Editor:
I would like to thank Zack Jensen for his letter to the editor (“Thanks for proving hate exists,” Oct. 21) proving that low blows and unintelligent comments are still alive and well on campus. The argument that those who don’t agree with gays do so only because they fear their own personal “gayness” is what I remember hearing from kids playing four-square in elementary school. I thought we could expect better and more mature arguments from seniors in college.
If Jensen had asked around (strangely enough, he didn’t cite where he got his research from), he probably would have found that most people who don’t agree with homosexual lifestyles do so based on moral and even biological grounds. Simply taking a quick look at the human anatomy should be enough to show why there are many who don’t agree with, and consequently don’t want to be exposed to, the homosexual lifestyle-we weren’t made that way. Therefore, I find it unnatural. And as such, I don’t want to see it.

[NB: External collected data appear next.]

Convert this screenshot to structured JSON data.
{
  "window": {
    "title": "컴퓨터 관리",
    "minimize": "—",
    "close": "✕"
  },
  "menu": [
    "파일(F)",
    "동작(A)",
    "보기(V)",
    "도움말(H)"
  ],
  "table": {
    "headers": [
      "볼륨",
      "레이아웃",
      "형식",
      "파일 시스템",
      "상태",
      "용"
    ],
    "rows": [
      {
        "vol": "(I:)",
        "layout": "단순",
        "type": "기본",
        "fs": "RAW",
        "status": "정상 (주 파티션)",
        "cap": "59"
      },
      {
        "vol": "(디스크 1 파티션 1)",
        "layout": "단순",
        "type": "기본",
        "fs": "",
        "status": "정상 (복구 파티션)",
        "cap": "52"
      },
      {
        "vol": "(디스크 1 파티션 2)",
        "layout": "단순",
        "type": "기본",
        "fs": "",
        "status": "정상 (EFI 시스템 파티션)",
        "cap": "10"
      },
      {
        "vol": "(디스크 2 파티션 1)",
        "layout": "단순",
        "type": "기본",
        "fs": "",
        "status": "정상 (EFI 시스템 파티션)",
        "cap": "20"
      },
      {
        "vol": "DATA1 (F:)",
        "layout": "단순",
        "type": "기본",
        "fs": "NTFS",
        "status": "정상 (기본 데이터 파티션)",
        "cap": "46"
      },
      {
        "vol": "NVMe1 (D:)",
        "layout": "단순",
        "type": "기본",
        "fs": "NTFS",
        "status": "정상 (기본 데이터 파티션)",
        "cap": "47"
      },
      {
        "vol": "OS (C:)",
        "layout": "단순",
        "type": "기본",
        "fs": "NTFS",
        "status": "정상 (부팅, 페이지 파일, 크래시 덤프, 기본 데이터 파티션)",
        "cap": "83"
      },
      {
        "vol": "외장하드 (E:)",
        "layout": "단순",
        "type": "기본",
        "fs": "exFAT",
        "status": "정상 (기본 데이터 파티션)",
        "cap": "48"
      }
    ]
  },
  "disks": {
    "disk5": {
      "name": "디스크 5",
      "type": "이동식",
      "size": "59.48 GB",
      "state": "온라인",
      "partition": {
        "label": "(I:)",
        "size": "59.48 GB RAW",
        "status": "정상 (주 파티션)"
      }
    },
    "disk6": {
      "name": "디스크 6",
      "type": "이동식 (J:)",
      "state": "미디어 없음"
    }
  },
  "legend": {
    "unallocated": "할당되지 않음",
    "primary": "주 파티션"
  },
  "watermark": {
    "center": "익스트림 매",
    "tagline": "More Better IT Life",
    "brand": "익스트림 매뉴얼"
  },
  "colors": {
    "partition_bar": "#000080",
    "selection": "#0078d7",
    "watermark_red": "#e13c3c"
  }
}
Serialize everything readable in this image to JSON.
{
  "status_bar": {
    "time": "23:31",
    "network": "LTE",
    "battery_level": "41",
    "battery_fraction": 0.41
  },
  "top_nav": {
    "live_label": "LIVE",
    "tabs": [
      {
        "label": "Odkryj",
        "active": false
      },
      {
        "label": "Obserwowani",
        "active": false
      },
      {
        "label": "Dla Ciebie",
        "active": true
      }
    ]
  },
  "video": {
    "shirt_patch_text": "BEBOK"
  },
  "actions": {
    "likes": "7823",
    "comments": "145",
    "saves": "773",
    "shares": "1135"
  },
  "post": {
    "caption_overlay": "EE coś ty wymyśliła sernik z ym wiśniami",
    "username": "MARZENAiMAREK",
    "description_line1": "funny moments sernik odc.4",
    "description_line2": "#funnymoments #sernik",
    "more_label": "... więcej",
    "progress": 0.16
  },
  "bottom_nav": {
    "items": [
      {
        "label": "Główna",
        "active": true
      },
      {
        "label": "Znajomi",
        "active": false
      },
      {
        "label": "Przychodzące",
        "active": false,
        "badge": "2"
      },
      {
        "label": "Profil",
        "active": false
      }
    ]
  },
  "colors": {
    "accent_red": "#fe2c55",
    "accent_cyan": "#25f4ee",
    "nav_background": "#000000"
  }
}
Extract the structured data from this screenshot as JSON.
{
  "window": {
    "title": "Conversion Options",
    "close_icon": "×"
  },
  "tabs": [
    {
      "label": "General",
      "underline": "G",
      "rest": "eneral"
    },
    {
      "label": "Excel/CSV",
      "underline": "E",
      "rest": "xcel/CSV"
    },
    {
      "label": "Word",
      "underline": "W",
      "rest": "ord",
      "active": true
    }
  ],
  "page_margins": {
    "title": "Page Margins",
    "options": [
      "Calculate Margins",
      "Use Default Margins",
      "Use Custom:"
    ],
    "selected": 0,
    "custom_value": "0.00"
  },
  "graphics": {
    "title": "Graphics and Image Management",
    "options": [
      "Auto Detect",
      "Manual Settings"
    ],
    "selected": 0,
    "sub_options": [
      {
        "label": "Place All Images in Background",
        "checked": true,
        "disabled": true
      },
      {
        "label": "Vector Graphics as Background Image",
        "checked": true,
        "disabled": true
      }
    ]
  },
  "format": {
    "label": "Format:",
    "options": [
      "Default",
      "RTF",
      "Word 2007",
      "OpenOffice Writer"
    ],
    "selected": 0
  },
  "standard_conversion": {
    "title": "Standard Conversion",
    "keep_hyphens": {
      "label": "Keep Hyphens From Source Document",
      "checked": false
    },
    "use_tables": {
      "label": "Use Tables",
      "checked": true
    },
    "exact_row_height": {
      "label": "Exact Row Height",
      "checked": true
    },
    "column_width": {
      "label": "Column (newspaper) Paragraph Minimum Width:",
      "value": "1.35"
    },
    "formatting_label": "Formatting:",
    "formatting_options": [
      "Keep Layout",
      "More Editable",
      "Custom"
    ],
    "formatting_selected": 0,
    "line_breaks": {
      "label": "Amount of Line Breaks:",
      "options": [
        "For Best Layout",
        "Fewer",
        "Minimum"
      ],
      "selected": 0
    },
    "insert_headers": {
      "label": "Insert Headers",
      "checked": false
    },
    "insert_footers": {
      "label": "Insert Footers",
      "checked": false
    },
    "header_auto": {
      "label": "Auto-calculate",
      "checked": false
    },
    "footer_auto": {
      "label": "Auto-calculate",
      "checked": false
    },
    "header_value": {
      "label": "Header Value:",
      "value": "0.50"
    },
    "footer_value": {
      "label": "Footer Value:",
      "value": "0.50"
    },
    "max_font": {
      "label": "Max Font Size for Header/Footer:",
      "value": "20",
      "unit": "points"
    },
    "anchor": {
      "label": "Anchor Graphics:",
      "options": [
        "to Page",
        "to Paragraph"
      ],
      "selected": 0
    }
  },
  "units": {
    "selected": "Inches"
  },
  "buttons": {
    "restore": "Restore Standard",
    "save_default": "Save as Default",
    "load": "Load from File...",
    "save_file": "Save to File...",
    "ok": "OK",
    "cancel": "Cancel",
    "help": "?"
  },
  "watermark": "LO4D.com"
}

If you don’t agree with me, that’s fine. I neither hate homosexuals nor think that they aren’t human. But I am tired of people like Jensen telling me that I have to accept the homosexual lifestyle as “normal” and if I don’t, to leave. I don’t agree with it, and that’s my right-as a human. Despite Jensen’s low blow toward Matt Harman, I’m surprised he doesn’t know that censorship exists in the “real world” too.
And perhaps there was a large outcry from people concerning the picture of the two men kissing because you didn’t have to “pick up the newspaper” to see it was on the front page. More responsible journalism, especially considering the makeup of the audience, is what I think Matt Harman was asking for. And that’s not too much to ask.